Her message entered. You opened it and saw four pictures. You downloaded them and the truth fell on you like rain. You downloaded the death of your dream, of that bottled aspiration in your stomach that made you wake at night and dance. You remembered dancing to Khalid’s Young, Dumb and Broke a week ago after you fucked a classmate of yours. You were celebrating in advance and you pictured how the girls would come in droves when you returned from Switzerland in three weeks.

Two boxes were ticked on the form, the ones that said The visa has been refused and your intention to leave the territory of the Member States before the expiry of your visa could not be ascertained.

You called Andrew who picked your call with an exaggerated air of knowing. “Ehn!” was all he could shout when you told him it was ‘negative’. He told you he was going to call back and hung the call; he wouldn’t because he didn’t know what to say to you. There was no rhythm in his voice anymore, or you didn’t hear it.

He was the one who advised that you we should book your ticket. We was the pronoun you both used because the dream was like a shared piece of towel, you were both wrapped in it.

You sat on the tree that stood before your lecture room and something unknotted in your heart when you reclined on the dirty seat with dried leaves. Your back crushed them, they rustled, and you imagined yourself in a vast dark space alone. You could not think of anything. You became light and you felt like a victim the whole world had conspired against.

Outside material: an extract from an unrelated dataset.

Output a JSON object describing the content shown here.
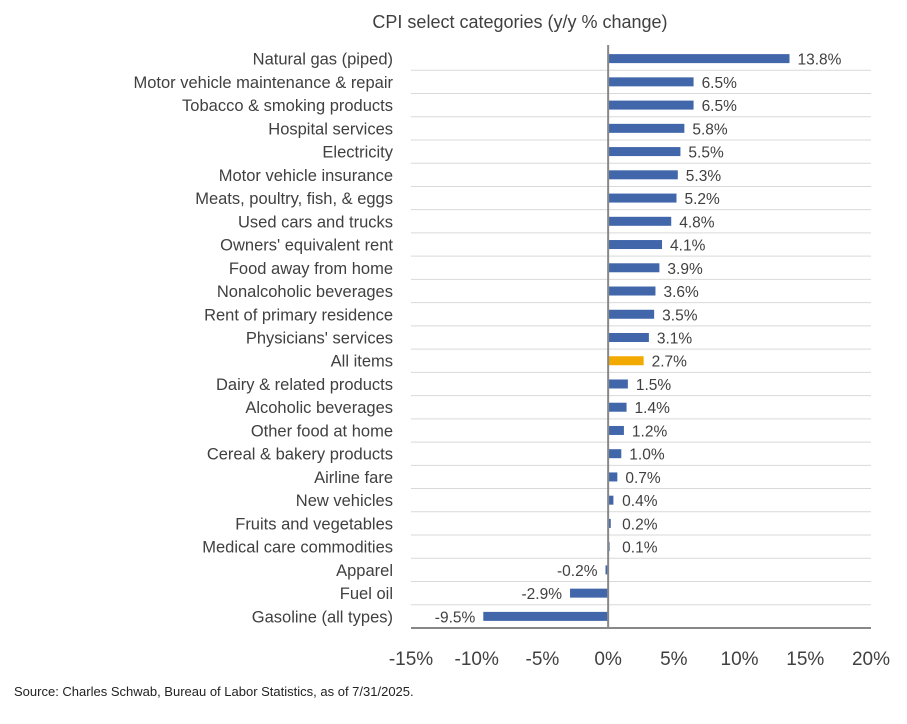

You did not know which of the emotions you should feel, but anger was very far.

You called your father and you asked him what he was doing. He said he just returned from the drycleaner you sent him to, to help you collect a cloth and was arranging for the taxi. You took the phone away from your ear and breathed hard, the hot breath hitting the arc of your upper lip. You asked about your mother and he said she was arranging a larger bag for you so that you won’t have to carry a shoulder bag like a schoolboy. All you said was OK and you ended the call.

 

_____________________________

You felt like a balloon deflated by a small needle of ‘No’. You walked back to class. Everything had crumbled; your spirit crushed like an orange run over by a car. You looked into everyone’s face stiffly and you wanted them to know about the black smoke that billowed over your life; and when they laughed, it rang out too loud, conspiratorial.

You remembered how sleek her face was, that harmless face that presided over this tragedy. You always tried to conjure her face in your head, to hold like a keepsake of war, but it always dissolved before you could make up all her features like salt in water. You wanted an enemy, but she was invisible.

 


Ope Adetayo is a young aspiring Nigerian writer who currently studies English at the University of Ilorin.